In [1]:
%run dqn_model.ipynb

In [2]:
import gym
import random
import os
import numpy as np
from collections import deque
import torch
import torch.nn as nn
import torch.optim as optim
import torch.nn.functional as F
import os
import matplotlib.pyplot as plt
from tqdm import tqdm

In [3]:
device = torch.device("cuda" if torch.cuda.is_available() else "cpu")
print(device)

cuda


In [None]:
class Agent():
    def __init__(self, state_size, action_size, cold_start=True):
        self.model_path = "./models/model.pth"
        self.state_size = state_size
        self.action_size = action_size
        self.memory = deque(maxlen=10000)
        self.learning_rate = 0.0005
        self.gamma = 0.95
        self.exploration_rate = 1.0
        self.exploration_min = 0.05
        self.exploration_decay = 0.9999
        
        self.policy_net = DeepQN(input_size = self.state_size, output_size = self.action_size).to(device)
        self.target_net = DeepQN(input_size = self.state_size, output_size = self.action_size).to(device)
        self.target_net.load_state_dict(self.policy_net.state_dict())
        self.target_net.eval()
        
        self.optimizer = optim.RMSprop(self.policy_net.parameters()) #optim.Adam(self.model.parameters(), lr = self.learning_rate)
        self.criterion = nn.SmoothL1Loss() # Huber loss
        
        if not cold_start:
            if os.path.isfile(self.model_path):
                self.load_model()
                self.exploration_rate = self.exploration_min

    def load_model(self):
        """Loads the model weights from the path set in the object."""
        self.policy_net.load_state_dict(torch.load(self.model_path))
        self.target_net.load_state_dict(policy_net.state_dict())
        self.target_net.eval()

    def act(self, state):
        """Acts according to epsilon greedy policy."""
        if np.random.rand() <= self.exploration_rate:
            return random.randrange(self.action_size)
        
        with torch.no_grad():
            state = torch.tensor(state, dtype=torch.float).to(device)
            prediction = self.policy_net(state)
            action = torch.argmax(prediction).item()
        
        return action

    def remember(self, state, action, reward, next_state, done):
        """Saves experience in memory."""
        self.memory.append((state, action, reward, next_state, done))

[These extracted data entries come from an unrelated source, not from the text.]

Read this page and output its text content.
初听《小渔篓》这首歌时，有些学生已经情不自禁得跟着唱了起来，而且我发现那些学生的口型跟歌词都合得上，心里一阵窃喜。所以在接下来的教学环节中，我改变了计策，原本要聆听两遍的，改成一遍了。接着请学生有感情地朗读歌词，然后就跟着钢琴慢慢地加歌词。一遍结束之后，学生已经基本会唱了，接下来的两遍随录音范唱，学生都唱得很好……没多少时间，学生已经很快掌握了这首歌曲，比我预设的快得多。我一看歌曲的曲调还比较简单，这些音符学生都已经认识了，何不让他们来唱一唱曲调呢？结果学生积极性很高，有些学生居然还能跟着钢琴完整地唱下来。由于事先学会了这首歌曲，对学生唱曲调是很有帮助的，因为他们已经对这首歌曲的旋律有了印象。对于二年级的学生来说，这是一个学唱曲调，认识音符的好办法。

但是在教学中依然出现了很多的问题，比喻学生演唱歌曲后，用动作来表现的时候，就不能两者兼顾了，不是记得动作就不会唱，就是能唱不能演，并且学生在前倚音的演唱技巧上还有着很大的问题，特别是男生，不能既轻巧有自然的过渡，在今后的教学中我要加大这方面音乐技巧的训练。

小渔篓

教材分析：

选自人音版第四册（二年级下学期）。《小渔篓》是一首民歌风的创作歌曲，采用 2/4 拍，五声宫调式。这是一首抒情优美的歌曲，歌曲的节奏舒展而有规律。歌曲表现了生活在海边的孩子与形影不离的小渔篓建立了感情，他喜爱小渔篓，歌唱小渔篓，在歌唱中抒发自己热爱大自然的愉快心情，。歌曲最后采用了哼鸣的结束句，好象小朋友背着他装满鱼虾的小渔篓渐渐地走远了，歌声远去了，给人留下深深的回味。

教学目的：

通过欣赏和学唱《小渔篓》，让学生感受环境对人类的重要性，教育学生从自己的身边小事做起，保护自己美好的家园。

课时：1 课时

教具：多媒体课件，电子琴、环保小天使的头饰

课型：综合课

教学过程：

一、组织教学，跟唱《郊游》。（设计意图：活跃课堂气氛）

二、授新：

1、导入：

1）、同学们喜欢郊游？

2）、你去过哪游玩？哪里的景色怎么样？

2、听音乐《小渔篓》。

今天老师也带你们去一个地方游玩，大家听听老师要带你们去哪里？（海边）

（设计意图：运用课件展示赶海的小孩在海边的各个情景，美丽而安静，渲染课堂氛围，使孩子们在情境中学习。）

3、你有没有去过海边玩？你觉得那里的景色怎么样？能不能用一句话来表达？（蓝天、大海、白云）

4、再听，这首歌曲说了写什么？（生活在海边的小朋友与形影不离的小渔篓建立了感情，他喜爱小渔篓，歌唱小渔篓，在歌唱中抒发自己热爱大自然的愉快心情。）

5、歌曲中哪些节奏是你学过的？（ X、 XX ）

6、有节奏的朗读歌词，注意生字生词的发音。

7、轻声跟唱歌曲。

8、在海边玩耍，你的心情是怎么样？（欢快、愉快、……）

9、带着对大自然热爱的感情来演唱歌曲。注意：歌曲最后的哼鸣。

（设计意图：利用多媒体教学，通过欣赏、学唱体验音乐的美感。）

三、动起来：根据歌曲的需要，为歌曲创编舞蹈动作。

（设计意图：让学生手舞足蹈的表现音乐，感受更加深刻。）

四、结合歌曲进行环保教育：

    def learn(self, sample_batch_size):
        """Learning from experience in memory."""
        
        if len(self.memory) < sample_batch_size:
            return # Don't learn until we have at least batch size experiences
        
        sample_batch = random.sample(self.memory, sample_batch_size)
        state, action, reward, next_state, done = zip(*sample_batch)
        
        state = torch.tensor(state, dtype=torch.float).to(device)
        action = torch.tensor(action, dtype=torch.float).to(device)
        reward = torch.tensor(reward, dtype=torch.float).to(device)
        next_state = torch.tensor(next_state, dtype=torch.float).to(device)
        
        # Predicted Q values with current state
        prediction = self.policy_net(state)
        
        with torch.no_grad():
            target = prediction.clone()

            for idx in range(len(done)):
                Q_new = reward[idx]
                if not done[idx]:
                    next_state_values = self.target_net(next_state[idx])
                    Q_new = reward[idx] + self.gamma * torch.max(next_state_values)

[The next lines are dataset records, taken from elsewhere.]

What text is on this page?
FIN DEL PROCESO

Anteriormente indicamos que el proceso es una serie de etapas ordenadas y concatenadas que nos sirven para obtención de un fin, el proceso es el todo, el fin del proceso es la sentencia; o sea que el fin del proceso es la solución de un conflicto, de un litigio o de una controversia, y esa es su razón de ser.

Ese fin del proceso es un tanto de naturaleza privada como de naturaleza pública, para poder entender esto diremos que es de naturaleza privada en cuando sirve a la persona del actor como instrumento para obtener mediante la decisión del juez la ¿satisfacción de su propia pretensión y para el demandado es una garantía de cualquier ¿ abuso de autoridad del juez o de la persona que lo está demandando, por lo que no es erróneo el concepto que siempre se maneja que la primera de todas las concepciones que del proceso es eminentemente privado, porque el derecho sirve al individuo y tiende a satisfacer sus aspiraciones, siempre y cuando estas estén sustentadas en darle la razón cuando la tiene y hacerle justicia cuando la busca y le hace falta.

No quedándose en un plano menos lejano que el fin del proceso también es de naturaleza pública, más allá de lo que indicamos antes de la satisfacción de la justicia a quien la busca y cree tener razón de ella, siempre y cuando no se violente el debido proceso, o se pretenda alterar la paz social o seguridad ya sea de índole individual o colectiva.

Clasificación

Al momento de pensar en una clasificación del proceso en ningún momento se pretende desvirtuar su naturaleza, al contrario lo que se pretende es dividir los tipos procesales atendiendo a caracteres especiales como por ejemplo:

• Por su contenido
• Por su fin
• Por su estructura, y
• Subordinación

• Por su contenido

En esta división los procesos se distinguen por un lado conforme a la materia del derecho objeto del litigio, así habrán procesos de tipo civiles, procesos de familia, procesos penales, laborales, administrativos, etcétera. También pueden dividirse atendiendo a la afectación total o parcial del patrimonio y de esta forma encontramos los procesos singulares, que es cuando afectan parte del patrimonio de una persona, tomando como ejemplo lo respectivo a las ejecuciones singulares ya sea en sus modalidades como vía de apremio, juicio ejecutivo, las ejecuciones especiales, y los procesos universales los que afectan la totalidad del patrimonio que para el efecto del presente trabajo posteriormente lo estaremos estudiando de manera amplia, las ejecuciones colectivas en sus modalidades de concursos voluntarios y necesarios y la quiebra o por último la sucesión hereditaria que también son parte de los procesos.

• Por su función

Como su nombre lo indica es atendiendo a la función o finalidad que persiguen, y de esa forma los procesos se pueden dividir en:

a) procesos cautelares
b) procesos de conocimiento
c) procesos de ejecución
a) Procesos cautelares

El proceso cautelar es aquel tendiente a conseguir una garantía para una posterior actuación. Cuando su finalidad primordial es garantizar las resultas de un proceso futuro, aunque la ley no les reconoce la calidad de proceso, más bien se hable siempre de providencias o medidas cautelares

                target[idx][torch.argmax(action[idx]).item()] = Q_new
            
        
        # Zero out gradients
        self.optimizer.zero_grad()
        
        # Calc loss and do back propagation
        loss = self.criterion(prediction, target)
        loss.backward()
        # Gradient clipping 
        for param in self.policy_net.parameters():
            param.grad.data.clamp_(-1, 1)
        self.optimizer.step()    
            
        if self.exploration_rate > self.exploration_min:
            self.exploration_rate *= self.exploration_decay
        print(self.exploration_rate)

In [None]:
class CartPole:
    def __init__(self):
        self.sample_batch_size = 128
        self.episodes = 50000
        self.env = gym.make('CartPole-v1')

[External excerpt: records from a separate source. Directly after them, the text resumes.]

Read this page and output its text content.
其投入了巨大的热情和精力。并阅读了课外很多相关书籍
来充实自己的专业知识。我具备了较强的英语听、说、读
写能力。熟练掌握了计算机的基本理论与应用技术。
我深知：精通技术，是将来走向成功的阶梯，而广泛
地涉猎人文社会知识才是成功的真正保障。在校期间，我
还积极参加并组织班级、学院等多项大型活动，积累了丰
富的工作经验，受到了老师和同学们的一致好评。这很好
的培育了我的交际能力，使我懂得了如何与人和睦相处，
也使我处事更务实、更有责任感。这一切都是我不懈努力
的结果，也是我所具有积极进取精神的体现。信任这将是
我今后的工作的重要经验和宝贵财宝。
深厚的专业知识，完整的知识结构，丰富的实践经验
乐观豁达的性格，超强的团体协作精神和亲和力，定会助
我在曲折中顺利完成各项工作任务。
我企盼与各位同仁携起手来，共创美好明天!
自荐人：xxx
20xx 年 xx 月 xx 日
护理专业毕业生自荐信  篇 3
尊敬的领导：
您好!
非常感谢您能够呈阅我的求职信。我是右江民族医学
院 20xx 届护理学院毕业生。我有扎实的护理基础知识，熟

        self.state_size = self.env.observation_space.shape[0]
        self.action_size = self.env.action_space.n
        self.agent = Agent(self.state_size, self.action_size)
        
    def load_model(self):
        self.agent.load_model()

    def run_test(self):
        self.env = gym.make('CartPole-v1')
        
        state = self.env.reset()

        self.env.render()
        done = False

        index = 0
        while not done:
            state = np.reshape(state, [1, self.state_size])
            action = self.agent.act(state)
            next_state, _, done, _ = self.env.step(action)
            state = next_state
            index += 1
            self.env.render()
        self.env.close()
        
        print(f'Score: {index+1}')

    def run_train(self):
        scores = []
        avg_score = []
        total_score = 0
        for index_episode in range(self.episodes):
            state = self.env.reset()
            state = np.reshape(state, [1, self.state_size])

            done = False
            episode_score = 0
            while not done:
                # Turning off render while training
                # self.env.render()

                # Choose action
                action = self.agent.act(state)

                # Act
                next_state, reward, done, _ = self.env.step(action)

                # Remember experience
                next_state = np.reshape(next_state, [1, self.state_size])
                self.agent.remember(state, action, reward, next_state, done)
                
                state = next_state
                episode_score += 1
                
            # Perform optimization
            self.agent.learn(self.sample_batch_size)

            # # Update the target network, copying all weights and biases in DQN
            if index_episode % 10 == 0:
                self.agent.target_net.load_state_dict(self.agent.policy_net.state_dict())
                
            # Console output of learning process
            print(f'Episode {index_episode+1}/{self.episodes} Score: {episode_score + 1}')

            # Save cumulative reward in this episode and an avarage reward until now
            scores.append(episode_score + 1)
            total_score += (episode_score + 1)
            avg_score.append(total_score / (index_episode+1))

            # Pustamo agenta da uci.
            self.agent.learn(self.sample_batch_size)
            
            

            # Early stopping
            if index_episode > 100:
                last_100 = scores[-100:]
                avg = sum(last_100) / 100
                if avg > 485:
                    break

        
        # Save model weights
        self.agent.model.save()

        # Return training history
        return scores, avg_score